Jeżeli chodzi o wygnanie Kovu, to Simba się nie popisał. Zachował się moim zdaniem głupio i nierozsądnie. Kierowały nim emocje i cyniczne spojrzenie na wyrzutków. Nie mam mu za złe że "nie wiedział wszystkiego", ale w pewnym momencie wypowiada słowa: "Kiedyś sam chciałeś, żebym cie osądził". Ja się go wtedy pytam: "Co to za sąd, jeżeli nie dajesz mu szansy się obronić!?". Nie dopuścił Kovu do słowa, kropka. A dlaczego zachował się głupio? Ponieważ kiedy wyrzutki otaczają Simbę, Kovu krzyczy "Nie miałem z tym nic wspólnego!". Czemu Simba nie zadał sobie pytania "Dlaczego tak mówi?" przecież wyrzutki go otoczyły, nie było tam nikogo, Simba miał praktycznie zerowe szanse na przeżycie, uszedł cało tylko dzięki łutowi szczęścia (i temu że Kovu nie rzucił się na niego). Tutaj mogła zajść prosta kalkulacja.

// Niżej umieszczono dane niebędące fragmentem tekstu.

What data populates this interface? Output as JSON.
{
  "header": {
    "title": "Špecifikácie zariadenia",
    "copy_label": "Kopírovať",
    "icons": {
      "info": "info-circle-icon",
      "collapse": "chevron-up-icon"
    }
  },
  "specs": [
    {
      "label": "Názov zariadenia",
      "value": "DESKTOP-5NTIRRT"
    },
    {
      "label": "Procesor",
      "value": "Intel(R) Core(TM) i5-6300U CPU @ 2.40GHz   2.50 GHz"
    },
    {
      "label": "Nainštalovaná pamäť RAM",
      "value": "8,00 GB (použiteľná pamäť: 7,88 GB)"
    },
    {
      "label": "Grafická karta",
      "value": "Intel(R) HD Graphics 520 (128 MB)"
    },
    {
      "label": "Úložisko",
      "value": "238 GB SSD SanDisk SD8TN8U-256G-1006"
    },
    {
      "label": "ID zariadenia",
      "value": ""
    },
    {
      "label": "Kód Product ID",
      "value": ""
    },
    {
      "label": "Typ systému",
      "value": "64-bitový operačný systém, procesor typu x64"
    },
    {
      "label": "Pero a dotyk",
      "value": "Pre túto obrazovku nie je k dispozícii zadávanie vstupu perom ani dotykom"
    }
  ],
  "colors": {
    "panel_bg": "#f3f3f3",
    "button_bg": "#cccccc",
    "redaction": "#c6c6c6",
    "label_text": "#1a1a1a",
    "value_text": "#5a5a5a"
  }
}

To że nie ufał córce, to akurat najmniejszy błąd, który mu zarzucam. Rozumiem, widział co widział. Obawiał się że Kiara się głupio zakochała. Jeszcze jestem w stanie przymknąć na to oko. Ale to że ją okłamał (powiedział że nikt jej nie będzie śledził)? To dla mnie najgorsza rzecz, jakiej Simba się dopuścił. Jako przyszły ojciec przysięgałem sobie, że NIGDY nie okłamie swojego dziecka! To co zrobił, wywołało u mnie niemałe oburzenie.

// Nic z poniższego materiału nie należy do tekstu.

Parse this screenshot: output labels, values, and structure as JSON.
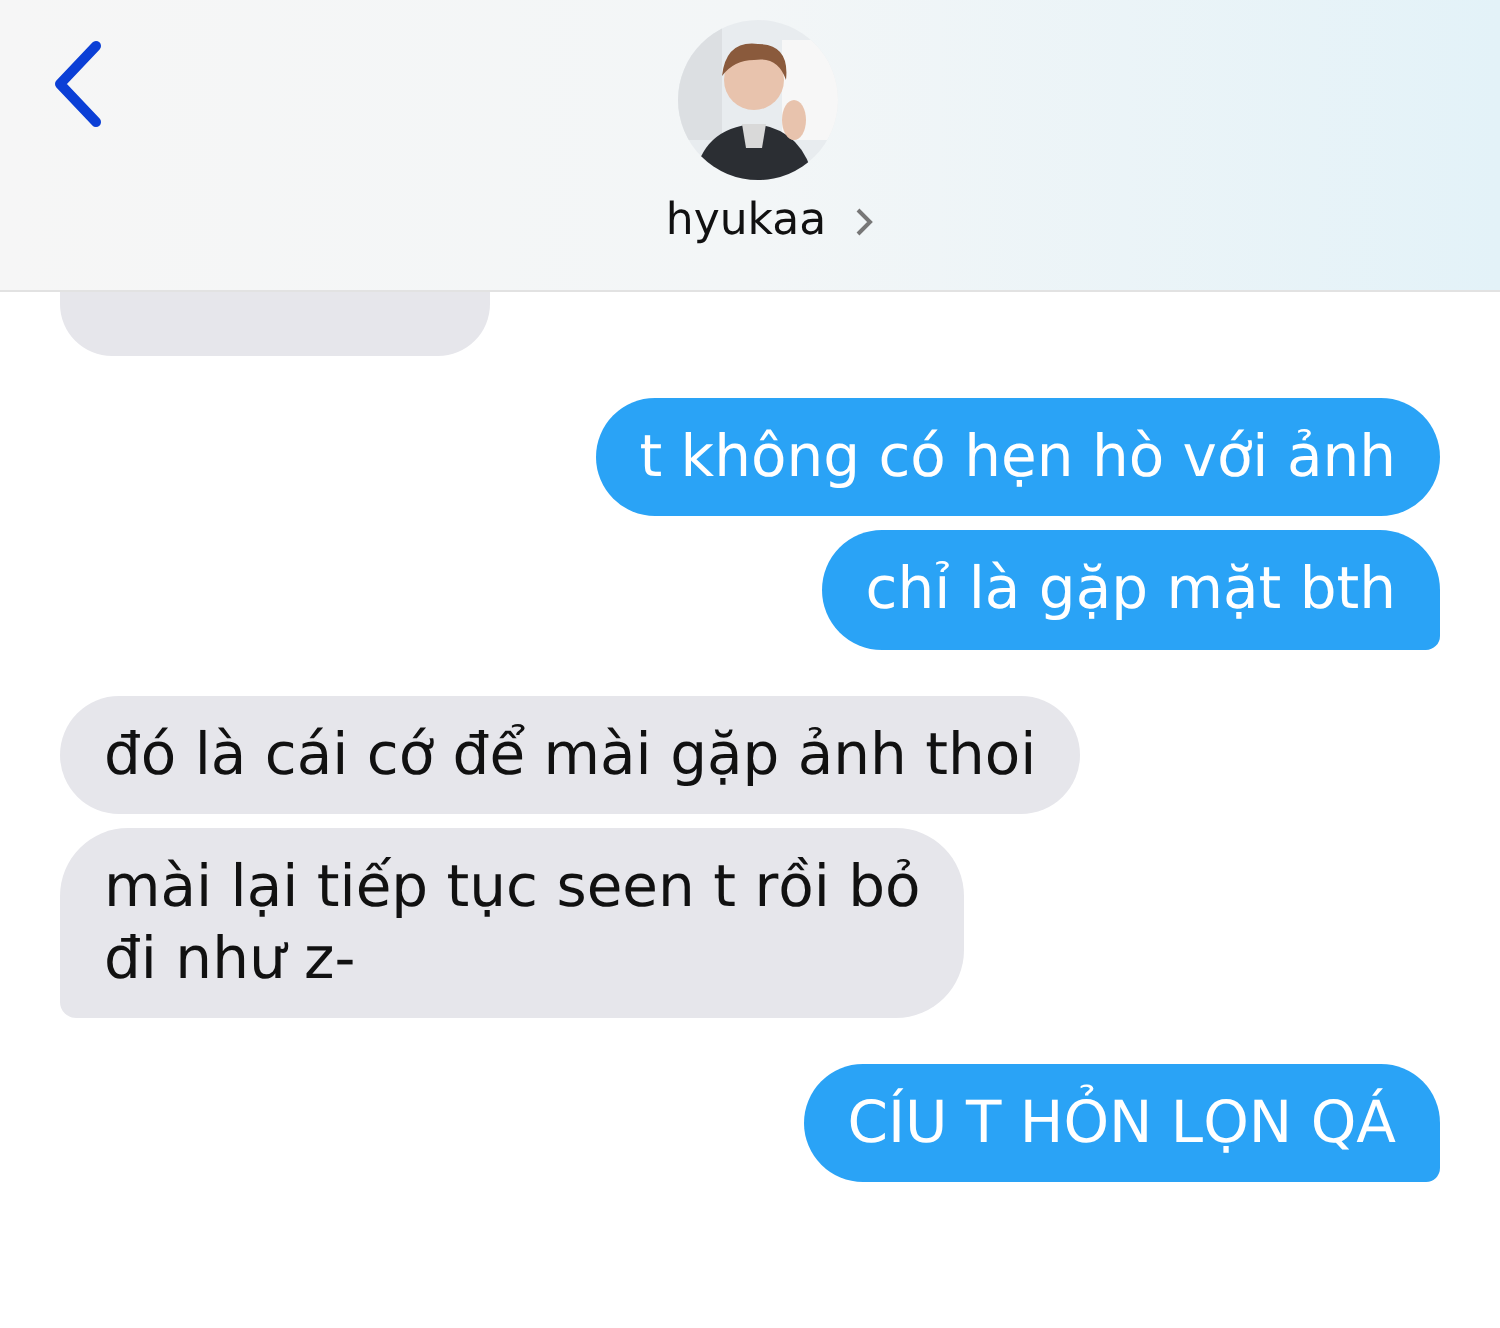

Stwierdzam że Simba był tak samo dobrym królem jak Mufasa... Ale pod koniec drugiej części. W jej trakcie, był zaledwie niewiele gorszy. Popełnił parę błędów, ale i w przeszłości mu się to zdarzało. Z uwagi na zakończenie, w pełni mu to odpuszczam. To już nie kwestia wiary - Ja WIEM że on dorównał Mufasie.

ocenił(a) film na 9
andrzej_goscicki

w pewnych momentach Simba jest za powazny. W jedynce jest wiele zabawnych scen z nim np. kiedy oberwal od Rafikiego i jego reakacja , albo jak bekal. W tej czesci zapomnial lew jak lwiatkiem byl ;)

ocenił(a) film na 10
jestemtwoimojcem

No właśnie. Trzeba dojrzeć, zwłaszcza gdy jest się królem. Mnie się podoba ;).

ocenił(a) film na 9
jestemtwoimojcem

A dla mnie Simba jest mimo wszystko mniej poważny, niż Mufasa. Ok, ma tę grzywę i bary, ale wygląda to niemal tak, jakby Mufasa rządził jedno pokolenie dalej od swoich dzieci.